Creating an instance of your new custom resource

apiVersion: example.com/v1
kind: Database
metadata:
  name: my-app-db
spec:
  engine: postgres
  storageSize: "50Gi"
  replicas: 3
kubectl get databases
kubectl describe database my-app-db
kubectl apply -f my-database.yaml

This works with kubectl, RBAC, kubectl apply/GitOps workflows, and any generic Kubernetes tooling — all identically to how they work with built-in objects, because a CRD-defined custom resource genuinely is just another object type to the API server, with no special-casing needed.

Why create one, rather than using a ConfigMap or an external system

  • First-class API semantics — a CRD gets schema validation, versioning, RBAC scoping, and kubectl support natively; representing the same concept as a cleverly-structured ConfigMap gets none of this for free, and requires custom tooling to validate/interpret its contents.
  • A natural fit for the reconciliation model — a CRD paired with a custom controller (an Operator — see that question) lets you build genuinely new, declarative "desired state, reconciled automatically" behavior for concepts specific to your domain, using the exact same pattern that powers Deployments and every other built-in controller.
  • Discoverability and consistency — anyone familiar with kubectl already knows how to interact with your custom resource; there's no separate CLI or API convention to learn.

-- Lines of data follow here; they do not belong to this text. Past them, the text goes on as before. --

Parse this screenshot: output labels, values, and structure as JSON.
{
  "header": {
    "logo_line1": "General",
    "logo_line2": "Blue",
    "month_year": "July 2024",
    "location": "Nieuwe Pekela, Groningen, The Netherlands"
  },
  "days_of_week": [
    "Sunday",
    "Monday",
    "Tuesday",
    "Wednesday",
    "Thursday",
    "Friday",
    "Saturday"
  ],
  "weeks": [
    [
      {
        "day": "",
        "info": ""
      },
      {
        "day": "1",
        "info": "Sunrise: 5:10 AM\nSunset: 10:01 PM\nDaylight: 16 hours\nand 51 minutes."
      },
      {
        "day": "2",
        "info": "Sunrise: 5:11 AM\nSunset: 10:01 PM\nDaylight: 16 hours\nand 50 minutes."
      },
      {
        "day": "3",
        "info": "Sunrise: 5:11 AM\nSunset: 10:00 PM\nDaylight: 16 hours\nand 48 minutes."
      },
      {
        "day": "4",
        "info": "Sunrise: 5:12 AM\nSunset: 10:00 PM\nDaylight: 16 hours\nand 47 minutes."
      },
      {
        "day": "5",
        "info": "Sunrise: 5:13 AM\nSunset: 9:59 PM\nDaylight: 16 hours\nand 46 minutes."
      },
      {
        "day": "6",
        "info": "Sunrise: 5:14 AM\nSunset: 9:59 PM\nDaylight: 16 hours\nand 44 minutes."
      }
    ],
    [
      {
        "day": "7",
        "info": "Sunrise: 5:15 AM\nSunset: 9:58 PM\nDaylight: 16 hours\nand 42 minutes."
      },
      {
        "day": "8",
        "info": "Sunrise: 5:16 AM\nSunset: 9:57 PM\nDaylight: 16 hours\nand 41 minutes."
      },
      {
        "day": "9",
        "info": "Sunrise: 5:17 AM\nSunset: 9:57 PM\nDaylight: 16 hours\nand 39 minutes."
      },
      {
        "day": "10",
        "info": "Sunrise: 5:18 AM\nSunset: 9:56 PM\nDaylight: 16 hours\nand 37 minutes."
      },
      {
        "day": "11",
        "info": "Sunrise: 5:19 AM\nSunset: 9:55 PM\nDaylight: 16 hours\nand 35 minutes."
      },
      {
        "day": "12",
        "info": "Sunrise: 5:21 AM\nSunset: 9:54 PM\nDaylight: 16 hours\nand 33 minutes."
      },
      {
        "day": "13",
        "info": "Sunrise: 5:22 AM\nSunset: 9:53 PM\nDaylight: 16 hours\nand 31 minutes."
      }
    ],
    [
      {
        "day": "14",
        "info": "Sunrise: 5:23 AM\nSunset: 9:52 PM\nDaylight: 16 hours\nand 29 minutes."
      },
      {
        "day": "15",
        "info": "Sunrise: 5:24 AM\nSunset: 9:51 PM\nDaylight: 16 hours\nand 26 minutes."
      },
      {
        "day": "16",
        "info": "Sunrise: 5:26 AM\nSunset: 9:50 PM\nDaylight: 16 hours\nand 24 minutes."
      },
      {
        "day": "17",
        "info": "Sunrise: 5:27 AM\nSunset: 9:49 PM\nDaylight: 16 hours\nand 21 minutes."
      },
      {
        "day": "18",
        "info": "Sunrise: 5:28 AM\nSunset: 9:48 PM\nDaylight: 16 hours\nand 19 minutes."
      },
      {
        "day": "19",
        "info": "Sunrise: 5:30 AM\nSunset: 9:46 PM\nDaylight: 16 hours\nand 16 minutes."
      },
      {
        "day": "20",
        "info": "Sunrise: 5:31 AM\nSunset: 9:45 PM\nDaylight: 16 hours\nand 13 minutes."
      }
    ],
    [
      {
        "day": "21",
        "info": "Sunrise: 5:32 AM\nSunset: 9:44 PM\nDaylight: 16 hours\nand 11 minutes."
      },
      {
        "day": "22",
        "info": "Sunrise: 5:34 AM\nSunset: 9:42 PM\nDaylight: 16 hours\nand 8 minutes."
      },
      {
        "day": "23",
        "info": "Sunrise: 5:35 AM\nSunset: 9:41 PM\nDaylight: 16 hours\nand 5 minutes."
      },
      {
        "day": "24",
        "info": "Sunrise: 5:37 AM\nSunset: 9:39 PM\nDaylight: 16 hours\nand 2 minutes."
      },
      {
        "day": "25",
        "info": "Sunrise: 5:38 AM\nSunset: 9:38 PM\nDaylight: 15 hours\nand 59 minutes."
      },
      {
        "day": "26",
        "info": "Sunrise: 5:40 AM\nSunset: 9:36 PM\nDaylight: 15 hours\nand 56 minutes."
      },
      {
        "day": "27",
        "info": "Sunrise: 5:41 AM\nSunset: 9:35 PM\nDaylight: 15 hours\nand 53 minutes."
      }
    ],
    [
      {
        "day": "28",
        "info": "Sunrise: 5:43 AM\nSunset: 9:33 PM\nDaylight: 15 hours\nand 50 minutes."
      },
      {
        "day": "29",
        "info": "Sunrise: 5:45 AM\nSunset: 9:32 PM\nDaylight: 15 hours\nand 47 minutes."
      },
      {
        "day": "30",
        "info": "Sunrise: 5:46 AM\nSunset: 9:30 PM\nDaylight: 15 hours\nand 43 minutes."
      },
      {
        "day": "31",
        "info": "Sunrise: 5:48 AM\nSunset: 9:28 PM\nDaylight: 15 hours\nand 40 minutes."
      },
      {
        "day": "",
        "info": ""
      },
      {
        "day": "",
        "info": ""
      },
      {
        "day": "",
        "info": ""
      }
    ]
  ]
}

A CRD alone is just a schema — it does nothing by itself

Critically, defining a CRD and creating Database objects does not, on its own, cause any actual database to be provisioned anywhere — a CRD only teaches the API server to accept, validate, and store objects of that shape. Making something actually happen in response to a Database object being created (actually provisioning a real database instance) requires a controller watching for these objects and reconciling real-world state to match them — this is exactly the role an Operator plays (see that question), and the combination of "CRD defines the shape" + "Operator provides the behavior" is the standard, complete pattern for meaningfully extending Kubernetes.

When creating a CRD is (and isn't) the right call

Worth the investment when you're building genuine platform/infrastructure tooling meant to be consumed declaratively by many users or teams, especially when the underlying concept benefits from Kubernetes-native reconciliation (self-healing, GitOps-compatible desired state). Often overkill for a one-off internal need that a simpler mechanism (a ConfigMap, a small external service, a script) would satisfy just as well with far less implementation effort — CRDs plus a working Operator represent real engineering investment, not a lightweight configuration trick.